MOVIE OF THE MOMENT: THREE TIMES
Taiwanese director Hou Hsiao-hsien’s film may be called Three Times, but for Los Angeles filmgoers who’ve actually heard of it and, even more unlikely, actually want to see it, it’s more like two weeks. After a one-week opening engagement at the Laemmle Music Hall in Beverly Hills (whose auditorium was nowhere near full when I saw the movie last Saturday night), it switched over to Laemmle’s second-run Fairfax Cinemas, where it is down to two shows daily for the next three days and not likely to see the light of a projector lamp past this coming Thursday. All that, and Three Times still will double the length of the run of the only other Hou picture to screen commercially in Los Angeles, Millennium Mambo, which had a one-week run in 2004, three years after the movie was originally seen overseas.

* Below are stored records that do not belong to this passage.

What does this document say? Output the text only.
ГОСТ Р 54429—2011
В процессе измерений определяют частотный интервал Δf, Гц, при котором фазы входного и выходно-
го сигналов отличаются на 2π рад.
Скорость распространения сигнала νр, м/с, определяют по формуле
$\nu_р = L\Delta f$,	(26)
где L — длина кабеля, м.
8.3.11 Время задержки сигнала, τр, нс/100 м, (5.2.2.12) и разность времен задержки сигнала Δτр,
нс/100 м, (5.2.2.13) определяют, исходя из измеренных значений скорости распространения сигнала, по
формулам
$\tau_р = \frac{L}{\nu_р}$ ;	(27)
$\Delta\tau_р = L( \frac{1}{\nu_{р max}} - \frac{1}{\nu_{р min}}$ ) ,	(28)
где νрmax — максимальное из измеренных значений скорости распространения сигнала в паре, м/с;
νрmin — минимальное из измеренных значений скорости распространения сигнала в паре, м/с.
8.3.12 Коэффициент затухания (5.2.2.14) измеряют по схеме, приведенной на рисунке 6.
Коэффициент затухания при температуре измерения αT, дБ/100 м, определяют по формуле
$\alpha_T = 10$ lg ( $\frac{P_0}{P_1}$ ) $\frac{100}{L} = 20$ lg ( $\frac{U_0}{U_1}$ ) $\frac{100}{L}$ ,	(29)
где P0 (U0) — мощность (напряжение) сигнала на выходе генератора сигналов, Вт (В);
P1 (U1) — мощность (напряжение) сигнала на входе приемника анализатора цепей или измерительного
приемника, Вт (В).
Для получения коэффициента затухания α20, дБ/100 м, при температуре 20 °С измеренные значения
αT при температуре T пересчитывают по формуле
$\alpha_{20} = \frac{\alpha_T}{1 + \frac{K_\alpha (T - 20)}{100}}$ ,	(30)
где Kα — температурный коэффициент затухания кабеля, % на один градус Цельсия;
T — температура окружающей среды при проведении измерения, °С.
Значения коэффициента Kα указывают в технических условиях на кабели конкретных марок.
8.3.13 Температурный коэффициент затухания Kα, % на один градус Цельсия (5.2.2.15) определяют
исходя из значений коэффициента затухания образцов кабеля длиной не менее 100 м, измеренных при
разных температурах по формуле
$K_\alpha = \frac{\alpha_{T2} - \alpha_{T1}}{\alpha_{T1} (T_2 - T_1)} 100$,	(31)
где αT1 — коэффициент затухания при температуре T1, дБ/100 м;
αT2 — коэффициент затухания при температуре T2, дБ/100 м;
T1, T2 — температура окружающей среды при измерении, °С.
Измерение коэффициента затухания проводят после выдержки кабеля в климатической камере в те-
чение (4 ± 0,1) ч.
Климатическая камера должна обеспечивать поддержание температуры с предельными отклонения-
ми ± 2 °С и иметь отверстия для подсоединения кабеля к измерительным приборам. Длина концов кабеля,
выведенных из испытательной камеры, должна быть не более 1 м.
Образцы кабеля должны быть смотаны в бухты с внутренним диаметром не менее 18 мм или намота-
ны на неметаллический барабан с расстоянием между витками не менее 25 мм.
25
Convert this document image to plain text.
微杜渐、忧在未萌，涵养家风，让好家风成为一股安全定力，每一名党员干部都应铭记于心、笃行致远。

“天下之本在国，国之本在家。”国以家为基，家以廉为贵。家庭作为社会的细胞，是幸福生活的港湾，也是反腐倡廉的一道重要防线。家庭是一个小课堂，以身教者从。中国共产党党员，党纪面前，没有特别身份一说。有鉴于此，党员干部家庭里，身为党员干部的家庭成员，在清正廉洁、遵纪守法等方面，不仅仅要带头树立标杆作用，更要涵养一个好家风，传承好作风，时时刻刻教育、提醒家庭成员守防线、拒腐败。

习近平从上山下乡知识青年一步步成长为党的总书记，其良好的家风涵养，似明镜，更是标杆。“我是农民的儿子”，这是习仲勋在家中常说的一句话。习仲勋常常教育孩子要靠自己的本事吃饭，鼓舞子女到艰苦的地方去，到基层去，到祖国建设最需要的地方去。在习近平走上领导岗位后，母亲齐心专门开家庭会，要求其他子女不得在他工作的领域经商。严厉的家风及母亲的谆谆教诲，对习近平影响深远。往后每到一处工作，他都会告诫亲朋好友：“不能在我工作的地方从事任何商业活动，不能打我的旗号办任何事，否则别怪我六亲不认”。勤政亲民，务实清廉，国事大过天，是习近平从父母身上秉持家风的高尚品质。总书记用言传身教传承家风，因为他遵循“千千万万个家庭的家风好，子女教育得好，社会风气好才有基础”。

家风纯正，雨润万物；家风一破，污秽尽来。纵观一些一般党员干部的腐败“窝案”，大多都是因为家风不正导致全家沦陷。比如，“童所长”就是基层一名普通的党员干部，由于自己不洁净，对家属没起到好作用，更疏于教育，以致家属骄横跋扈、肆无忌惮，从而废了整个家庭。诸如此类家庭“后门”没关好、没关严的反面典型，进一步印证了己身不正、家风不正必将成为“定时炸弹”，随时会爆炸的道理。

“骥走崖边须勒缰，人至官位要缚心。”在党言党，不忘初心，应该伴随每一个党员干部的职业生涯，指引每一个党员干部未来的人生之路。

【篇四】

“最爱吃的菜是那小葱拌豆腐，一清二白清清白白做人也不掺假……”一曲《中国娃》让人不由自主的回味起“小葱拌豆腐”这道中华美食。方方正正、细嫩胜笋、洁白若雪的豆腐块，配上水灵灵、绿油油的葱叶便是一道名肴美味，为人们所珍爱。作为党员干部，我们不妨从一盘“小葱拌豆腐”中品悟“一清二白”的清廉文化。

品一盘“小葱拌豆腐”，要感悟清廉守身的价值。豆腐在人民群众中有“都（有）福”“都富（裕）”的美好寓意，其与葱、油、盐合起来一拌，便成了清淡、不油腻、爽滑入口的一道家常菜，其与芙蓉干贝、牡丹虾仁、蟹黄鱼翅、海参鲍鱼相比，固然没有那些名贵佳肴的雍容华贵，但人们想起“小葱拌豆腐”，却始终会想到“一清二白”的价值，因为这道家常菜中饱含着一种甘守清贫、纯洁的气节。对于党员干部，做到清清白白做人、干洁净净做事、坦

Not being an overly experienced veteran of Hou’s cinema (I’ve seen only Millennium Mambo and Flowers of Shanghai, both on DVD), I wanted to take advantage of a rare opportunity to see one of the director’s unhurried, visually resplendent films on the big screen. Yes, there is a Hong Kong DVD floating around out there, and no doubt one will be available soon through Green Cine, Nicheflix or perhaps even Netflix. These services all have a good selection of other Hou films available as well. But if you can possibly get to the corner of Fairfax and Beverly this week, I highly recommend seeing Three Times in a theatrical setting. This is a movie that is not going to do anything for audiences who define cinematic excitement primarily by summer blockbusters like Mission: Impossible 3. But to surrender to the tactile, emotional and observational pleasures to be had by stepping into the vivid, hushed and cluttered scenes framed by Hou and his brilliantly sensitive cinematographer, Pin Bing Lee, is to experience a kind of excitement that is far removed from a THX Dolby Stereo thrill ride—it is the thrill of feeling the hairs on the back of your neck stand up at the sight of two hands in the moment when they first touch and their fingers tentatively intertwine; the twinge of heartache over a silent, unrequited love; or the dulled charge of erotic fixations and confusion experienced by two lovers lost in and gliding through the chatter and insistent, ambient noise of a modern city. It is the thrill, in other words, of being in the hands of a master director, one who knows that some of life’s (and cinema’s) most moving dramas can be charted among the slightest of seismic shifts in mood, in sound, in the positioning of two beautiful actors as they look into each other’s eyes, or as they look away at a crucial moment, the angle of one glance deflecting off of another, another connection missed.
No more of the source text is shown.